Last week, Utah Governor Gary Herbert was asked about his thoughts on medical marijuana.
His response: “I think the discussion is now at hand, the time is nigh, to see if we can find a pathway forward on this.”
“But I’m not interested in having Dr. Feelgood out there say, ‘Yeah, yeah. Qúe pasa? You know, here’s your doobie for the day and you’ll feel better.’ That’s probably not where I want to go.”
Setting aside Herbert‘s strangely biblical language, the anti-pot governor immediately received criticism for his comments, which many perceived as both racist and attempting to make light of the seriousness of medicinal cannabis.
While many have tried to defend the governor’s remarks, it’s helpful to contextualize what he said in the larger history of anti-pot rhetoric in the United States.
His mocking mimicry of a Mexican person as the embodiment of “wrong,” “unhealthy,” or “criminal” uses of marijuana draws on a long-standing tradition in the U.S. that attempts to link marijuana’s supposed dangers to people of color.
This tradition uses racist stereotypes to create an atmosphere of fear around particular drugs, while also using drug-related concerns to reaffirm racist stereotypes.

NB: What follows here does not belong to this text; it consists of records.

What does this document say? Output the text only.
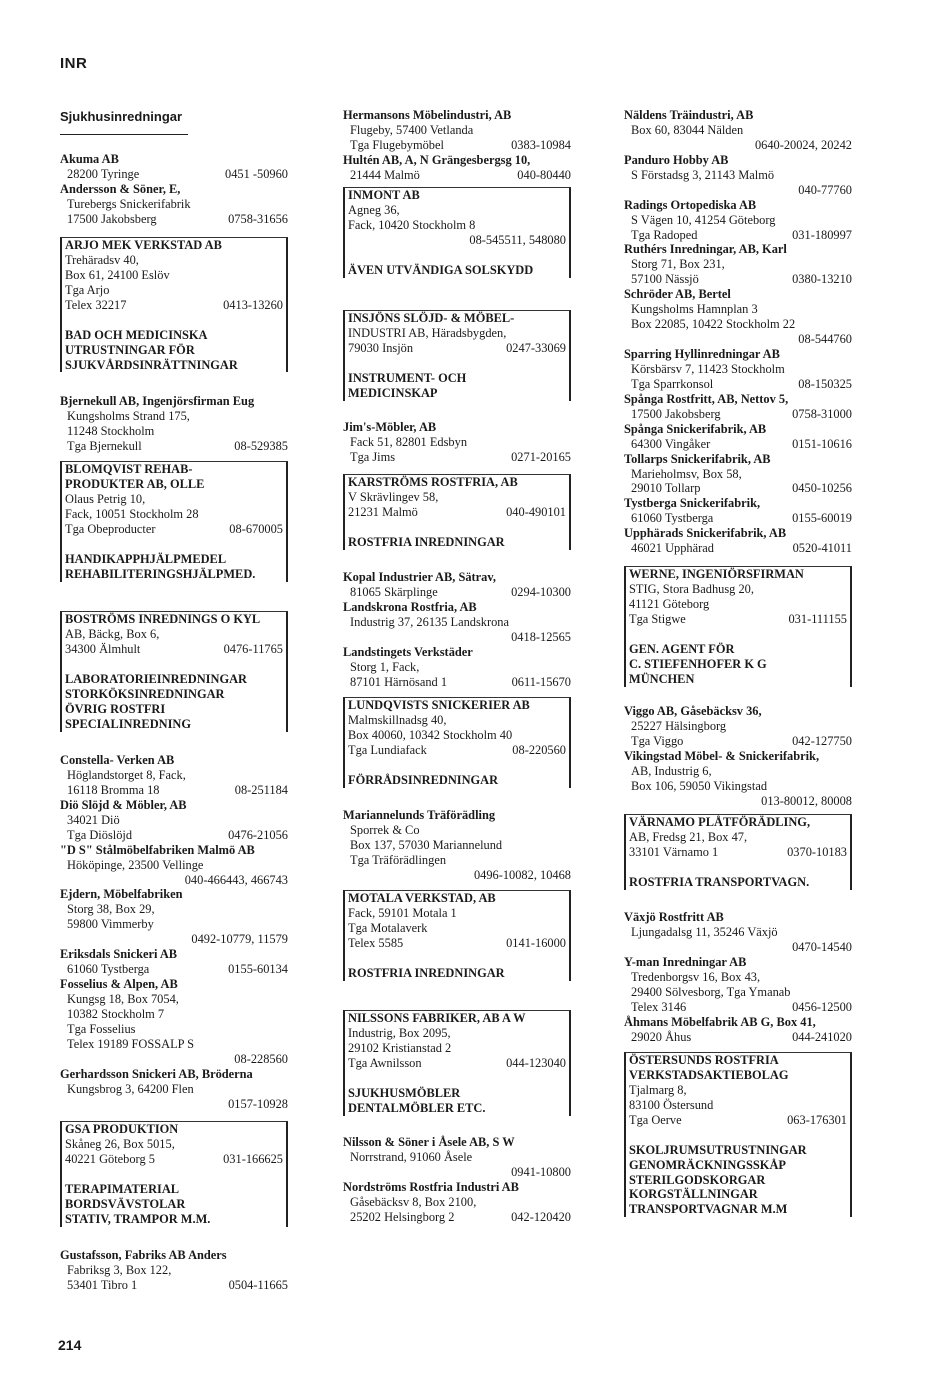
INR
Sjukhusinredningar
Akuma AB
28200 Tyringe	0451 -50960
Andersson & Söner, E,
Turebergs Snickerifabrik
17500 Jakobsberg	0758-31656
ARJO MEK VERKSTAD AB
Trehäradsv 40,
Box 61, 24100 Eslöv
Tga Arjo
Telex 32217	0413-13260
BAD OCH MEDICINSKA
UTRUSTNINGAR FÖR
SJUKVÅRDSINRÄTTNINGAR
Bjernekull AB, Ingenjörsfirman Eug
Kungsholms Strand 175,
11248 Stockholm
Tga Bjernekull	08-529385
BLOMQVIST REHAB-
PRODUKTER AB, OLLE
Olaus Petrig 10,
Fack, 10051 Stockholm 28
Tga Obeproducter	08-670005
HANDIKAPPHJÄLPMEDEL
REHABILITERINGSHJÄLPMED.
BOSTRÖMS INREDNINGS O KYL
AB, Bäckg, Box 6,
34300 Älmhult	0476-11765
LABORATORIEINREDNINGAR
STORKÖKSINREDNINGAR
ÖVRIG ROSTFRI
SPECIALINREDNING
Constella- Verken AB
Höglandstorget 8, Fack,
16118 Bromma 18	08-251184
Diö Slöjd & Möbler, AB
34021 Diö
Tga Diöslöjd	0476-21056
"D S" Stålmöbelfabriken Malmö AB
Hököpinge, 23500 Vellinge
040-466443, 466743
Ejdern, Möbelfabriken
Storg 38, Box 29,
59800 Vimmerby
0492-10779, 11579
Eriksdals Snickeri AB
61060 Tystberga	0155-60134
Fosselius & Alpen, AB
Kungsg 18, Box 7054,
10382 Stockholm 7
Tga Fosselius
Telex 19189 FOSSALP S
08-228560
Gerhardsson Snickeri AB, Bröderna
Kungsbrog 3, 64200 Flen
0157-10928
GSA PRODUKTION
Skåneg 26, Box 5015,
40221 Göteborg 5	031-166625
TERAPIMATERIAL
BORDSVÄVSTOLAR
STATIV, TRAMPOR M.M.
Gustafsson, Fabriks AB Anders
Fabriksg 3, Box 122,
53401 Tibro 1	0504-11665
Hermansons Möbelindustri, AB
Flugeby, 57400 Vetlanda
Tga Flugebymöbel	0383-10984
Hultén AB, A, N Grängesbergsg 10,
21444 Malmö	040-80440
INMONT AB
Agneg 36,
Fack, 10420 Stockholm 8
08-545511, 548080
ÄVEN UTVÄNDIGA SOLSKYDD
INSJÖNS SLÖJD- & MÖBEL-
INDUSTRI AB, Häradsbygden,
79030 Insjön	0247-33069
INSTRUMENT- OCH
MEDICINSKAP
Jim's-Möbler, AB
Fack 51, 82801 Edsbyn
Tga Jims	0271-20165
KARSTRÖMS ROSTFRIA, AB
V Skrävlingev 58,
21231 Malmö	040-490101
ROSTFRIA INREDNINGAR
Kopal Industrier AB, Sätrav,
81065 Skärplinge	0294-10300
Landskrona Rostfria, AB
Industrig 37, 26135 Landskrona
0418-12565
Landstingets Verkstäder
Storg 1, Fack,
87101 Härnösand 1	0611-15670
LUNDQVISTS SNICKERIER AB
Malmskillnadsg 40,
Box 40060, 10342 Stockholm 40
Tga Lundiafack	08-220560
FÖRRÅDSINREDNINGAR
Mariannelunds Träförädling
Sporrek & Co
Box 137, 57030 Mariannelund
Tga Träförädlingen
0496-10082, 10468
MOTALA VERKSTAD, AB
Fack, 59101 Motala 1
Tga Motalaverk
Telex 5585	0141-16000
ROSTFRIA INREDNINGAR
NILSSONS FABRIKER, AB A W
Industrig, Box 2095,
29102 Kristianstad 2
Tga Awnilsson	044-123040
SJUKHUSMÖBLER
DENTALMÖBLER ETC.
Nilsson & Söner i Åsele AB, S W
Norrstrand, 91060 Åsele
0941-10800
Nordströms Rostfria Industri AB
Gåsebäcksv 8, Box 2100,
25202 Helsingborg 2	042-120420
Näldens Träindustri, AB
Box 60, 83044 Nälden
0640-20024, 20242
Panduro Hobby AB
S Förstadsg 3, 21143 Malmö
040-77760
Radings Ortopediska AB
S Vägen 10, 41254 Göteborg
Tga Radoped	031-180997
Ruthérs Inredningar, AB, Karl
Storg 71, Box 231,
57100 Nässjö	0380-13210
Schröder AB, Bertel
Kungsholms Hamnplan 3
Box 22085, 10422 Stockholm 22
08-544760
Sparring Hyllinredningar AB
Körsbärsv 7, 11423 Stockholm
Tga Sparrkonsol	08-150325
Spånga Rostfritt, AB, Nettov 5,
17500 Jakobsberg	0758-31000
Spånga Snickerifabrik, AB
64300 Vingåker	0151-10616
Tollarps Snickerifabrik, AB
Marieholmsv, Box 58,
29010 Tollarp	0450-10256
Tystberga Snickerifabrik,
61060 Tystberga	0155-60019
Upphärads Snickerifabrik, AB
46021 Upphärad	0520-41011
WERNE, INGENIÖRSFIRMAN
STIG, Stora Badhusg 20,
41121 Göteborg
Tga Stigwe	031-111155
GEN. AGENT FÖR
C. STIEFENHOFER K G
MÜNCHEN
Viggo AB, Gåsebäcksv 36,
25227 Hälsingborg
Tga Viggo	042-127750
Vikingstad Möbel- & Snickerifabrik,
AB, Industrig 6,
Box 106, 59050 Vikingstad
013-80012, 80008
VÄRNAMO PLÅTFÖRÄDLING,
AB, Fredsg 21, Box 47,
33101 Värnamo 1	0370-10183
ROSTFRIA TRANSPORTVAGN.
Växjö Rostfritt AB
Ljungadalsg 11, 35246 Växjö
0470-14540
Y-man Inredningar AB
Tredenborgsv 16, Box 43,
29400 Sölvesborg, Tga Ymanab
Telex 3146	0456-12500
Åhmans Möbelfabrik AB G, Box 41,
29020 Åhus	044-241020
ÖSTERSUNDS ROSTFRIA
VERKSTADSAKTIEBOLAG
Tjalmarg 8,
83100 Östersund
Tga Oerve	063-176301
SKOLJRUMSUTRUSTNINGAR
GENOMRÄCKNINGSSKÅP
STERILGODSKORGAR
KORGSTÄLLNINGAR
TRANSPORTVAGNAR M.M
214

On top of Herbert’s reliance on this country’s history of racist anti-pot rhetoric, his comments also make light of what an increasingly large number of Utahans see as a hugely important issue.

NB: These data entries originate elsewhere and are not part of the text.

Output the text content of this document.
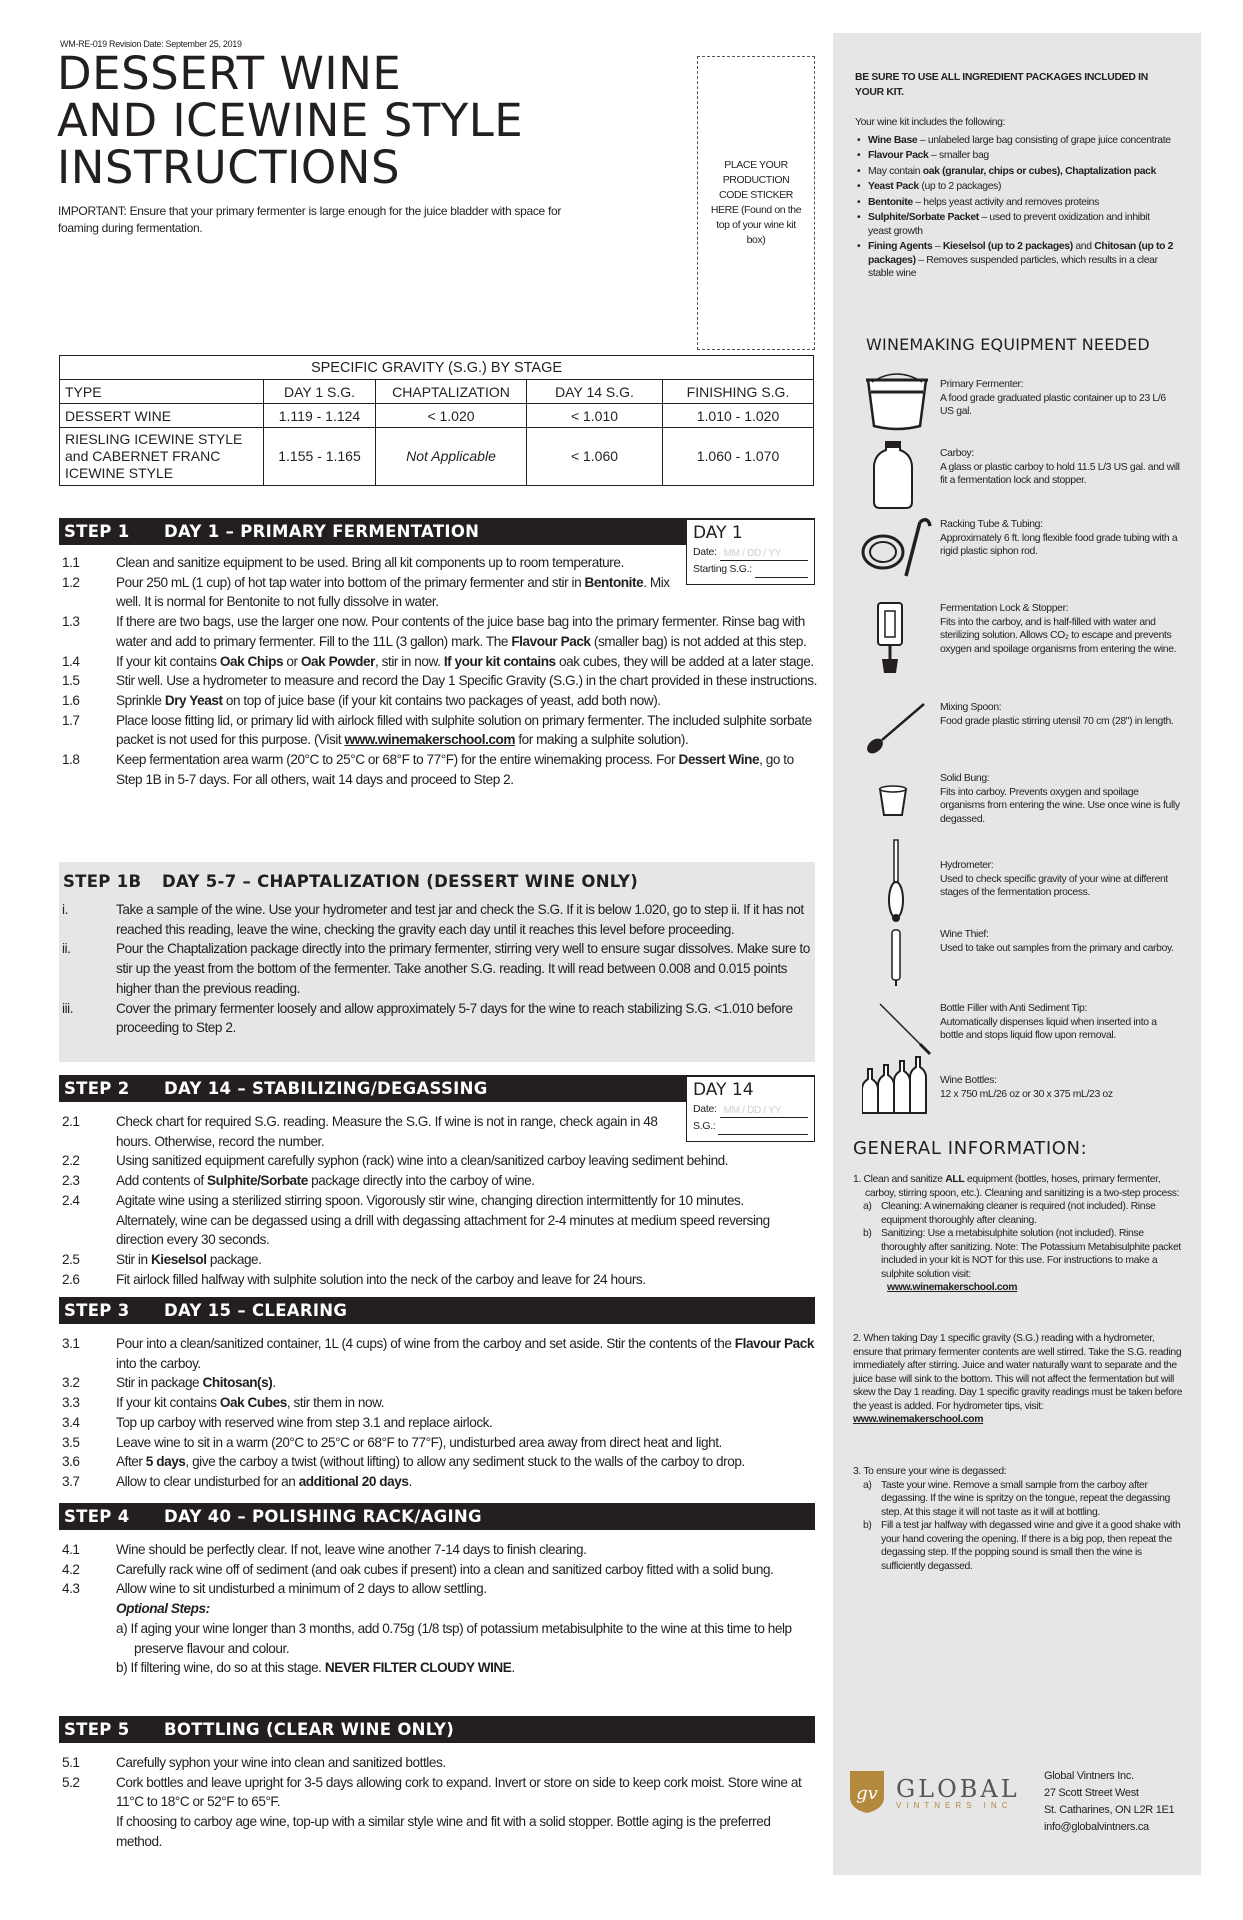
WM-RE-019 Revision Date: September 25, 2019
DESSERT WINE
AND ICEWINE STYLE
INSTRUCTIONS
IMPORTANT: Ensure that your primary fermenter is large enough for the juice bladder with space for foaming during fermentation.
PLACE YOUR PRODUCTION CODE STICKER HERE (Found on the top of your wine kit box)
SPECIFIC GRAVITY (S.G.) BY STAGE				
TYPE	DAY 1 S.G.	CHAPTALIZATION	DAY 14 S.G.	FINISHING S.G.
DESSERT WINE	1.119 - 1.124	< 1.020	< 1.010	1.010 - 1.020
RIESLING ICEWINE STYLE and CABERNET FRANC ICEWINE STYLE	1.155 - 1.165	Not Applicable	< 1.060	1.060 - 1.070
STEP 1 DAY 1 – PRIMARY FERMENTATION	DAY 1
Date: MM / DD / YY
Starting S.G.:
1.1	Clean and sanitize equipment to be used. Bring all kit components up to room temperature.
1.2	Pour 250 mL (1 cup) of hot tap water into bottom of the primary fermenter and stir in Bentonite. Mix well. It is normal for Bentonite to not fully dissolve in water.
1.3	If there are two bags, use the larger one now. Pour contents of the juice base bag into the primary fermenter. Rinse bag with water and add to primary fermenter. Fill to the 11L (3 gallon) mark. The Flavour Pack (smaller bag) is not added at this step.
1.4	If your kit contains Oak Chips or Oak Powder, stir in now. If your kit contains oak cubes, they will be added at a later stage.
1.5	Stir well. Use a hydrometer to measure and record the Day 1 Specific Gravity (S.G.) in the chart provided in these instructions.
1.6	Sprinkle Dry Yeast on top of juice base (if your kit contains two packages of yeast, add both now).
1.7	Place loose fitting lid, or primary lid with airlock filled with sulphite solution on primary fermenter. The included sulphite sorbate packet is not used for this purpose. (Visit www.winemakerschool.com for making a sulphite solution).
1.8	Keep fermentation area warm (20°C to 25°C or 68°F to 77°F) for the entire winemaking process. For Dessert Wine, go to Step 1B in 5-7 days. For all others, wait 14 days and proceed to Step 2.
STEP 1B DAY 5-7 – CHAPTALIZATION (DESSERT WINE ONLY)
i.	Take a sample of the wine. Use your hydrometer and test jar and check the S.G. If it is below 1.020, go to step ii. If it has not reached this reading, leave the wine, checking the gravity each day until it reaches this level before proceeding.
ii.	Pour the Chaptalization package directly into the primary fermenter, stirring very well to ensure sugar dissolves. Make sure to stir up the yeast from the bottom of the fermenter. Take another S.G. reading. It will read between 0.008 and 0.015 points higher than the previous reading.
iii.	Cover the primary fermenter loosely and allow approximately 5-7 days for the wine to reach stabilizing S.G. <1.010 before proceeding to Step 2.
STEP 2 DAY 14 – STABILIZING/DEGASSING	DAY 14
Date: MM / DD / YY
S.G.:
2.1	Check chart for required S.G. reading. Measure the S.G. If wine is not in range, check again in 48 hours. Otherwise, record the number.
2.2	Using sanitized equipment carefully syphon (rack) wine into a clean/sanitized carboy leaving sediment behind.
2.3	Add contents of Sulphite/Sorbate package directly into the carboy of wine.
2.4	Agitate wine using a sterilized stirring spoon. Vigorously stir wine, changing direction intermittently for 10 minutes. Alternately, wine can be degassed using a drill with degassing attachment for 2-4 minutes at medium speed reversing direction every 30 seconds.
2.5	Stir in Kieselsol package.
2.6	Fit airlock filled halfway with sulphite solution into the neck of the carboy and leave for 24 hours.
STEP 3 DAY 15 – CLEARING
3.1	Pour into a clean/sanitized container, 1L (4 cups) of wine from the carboy and set aside. Stir the contents of the Flavour Pack into the carboy.
3.2	Stir in package Chitosan(s).
3.3	If your kit contains Oak Cubes, stir them in now.
3.4	Top up carboy with reserved wine from step 3.1 and replace airlock.
3.5	Leave wine to sit in a warm (20°C to 25°C or 68°F to 77°F), undisturbed area away from direct heat and light.
3.6	After 5 days, give the carboy a twist (without lifting) to allow any sediment stuck to the walls of the carboy to drop.
3.7	Allow to clear undisturbed for an additional 20 days.
STEP 4 DAY 40 – POLISHING RACK/AGING
4.1	Wine should be perfectly clear. If not, leave wine another 7-14 days to finish clearing.
4.2	Carefully rack wine off of sediment (and oak cubes if present) into a clean and sanitized carboy fitted with a solid bung.
4.3	Allow wine to sit undisturbed a minimum of 2 days to allow settling.
Optional Steps:
a) If aging your wine longer than 3 months, add 0.75g (1/8 tsp) of potassium metabisulphite to the wine at this time to help preserve flavour and colour.
b) If filtering wine, do so at this stage. NEVER FILTER CLOUDY WINE.
STEP 5 BOTTLING (CLEAR WINE ONLY)
5.1	Carefully syphon your wine into clean and sanitized bottles.
5.2	Cork bottles and leave upright for 3-5 days allowing cork to expand. Invert or store on side to keep cork moist. Store wine at 11°C to 18°C or 52°F to 65°F.
If choosing to carboy age wine, top-up with a similar style wine and fit with a solid stopper. Bottle aging is the preferred method.
BE SURE TO USE ALL INGREDIENT PACKAGES INCLUDED IN YOUR KIT.
Your wine kit includes the following:
• Wine Base – unlabeled large bag consisting of grape juice concentrate
• Flavour Pack – smaller bag
• May contain oak (granular, chips or cubes), Chaptalization pack
• Yeast Pack (up to 2 packages)
• Bentonite – helps yeast activity and removes proteins
• Sulphite/Sorbate Packet – used to prevent oxidization and inhibit yeast growth
• Fining Agents – Kieselsol (up to 2 packages) and Chitosan (up to 2 packages) – Removes suspended particles, which results in a clear stable wine
WINEMAKING EQUIPMENT NEEDED
Primary Fermenter:
A food grade graduated plastic container up to 23 L/6 US gal.
Carboy:
A glass or plastic carboy to hold 11.5 L/3 US gal. and will fit a fermentation lock and stopper.
Racking Tube & Tubing:
Approximately 6 ft. long flexible food grade tubing with a rigid plastic siphon rod.
Fermentation Lock & Stopper:
Fits into the carboy, and is half-filled with water and sterilizing solution. Allows CO₂ to escape and prevents oxygen and spoilage organisms from entering the wine.
Mixing Spoon:
Food grade plastic stirring utensil 70 cm (28") in length.
Solid Bung:
Fits into carboy. Prevents oxygen and spoilage organisms from entering the wine. Use once wine is fully degassed.
Hydrometer:
Used to check specific gravity of your wine at different stages of the fermentation process.
Wine Thief:
Used to take out samples from the primary and carboy.
Bottle Filler with Anti Sediment Tip:
Automatically dispenses liquid when inserted into a bottle and stops liquid flow upon removal.
Wine Bottles:
12 x 750 mL/26 oz or 30 x 375 mL/23 oz
GENERAL INFORMATION:
1. Clean and sanitize ALL equipment (bottles, hoses, primary fermenter, carboy, stirring spoon, etc.). Cleaning and sanitizing is a two-step process:
a) Cleaning: A winemaking cleaner is required (not included). Rinse equipment thoroughly after cleaning.
b) Sanitizing: Use a metabisulphite solution (not included). Rinse thoroughly after sanitizing. Note: The Potassium Metabisulphite packet included in your kit is NOT for this use. For instructions to make a sulphite solution visit:
www.winemakerschool.com
2. When taking Day 1 specific gravity (S.G.) reading with a hydrometer, ensure that primary fermenter contents are well stirred. Take the S.G. reading immediately after stirring. Juice and water naturally want to separate and the juice base will sink to the bottom. This will not affect the fermentation but will skew the Day 1 reading. Day 1 specific gravity readings must be taken before the yeast is added. For hydrometer tips, visit:
www.winemakerschool.com
3. To ensure your wine is degassed:
a) Taste your wine. Remove a small sample from the carboy after degassing. If the wine is spritzy on the tongue, repeat the degassing step. At this stage it will not taste as it will at bottling.
b) Fill a test jar halfway with degassed wine and give it a good shake with your hand covering the opening. If there is a big pop, then repeat the degassing step. If the popping sound is small then the wine is sufficiently degassed.
gv GLOBAL
VINTNERS INC
Global Vintners Inc.
27 Scott Street West
St. Catharines, ON L2R 1E1
info@globalvintners.ca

Far from being a cheap excuse to get “daily doobies” from “Dr. Feelgood,” as Herbert seems to think it is, marijuana is moving into the mainstream as an all-natural, highly effective alternative to dangerously addictive pharmaceuticals.
And even in his own state, people are speaking out in favor of legalization.
And as further evidence of just how serious people in Utah are taking medicinal cannabis, a Utah mother made national headlines last month when she was charged with child endangerment for using cannabis to treat a rare genetic disorder.
The family has since moved to Colorado, where she can receive treatment without fear of being harassed by law enforcement.
Looks like Herbert needs to educate himself a little bit before commenting on marijuana—maybe he should start by listening to his own constituents.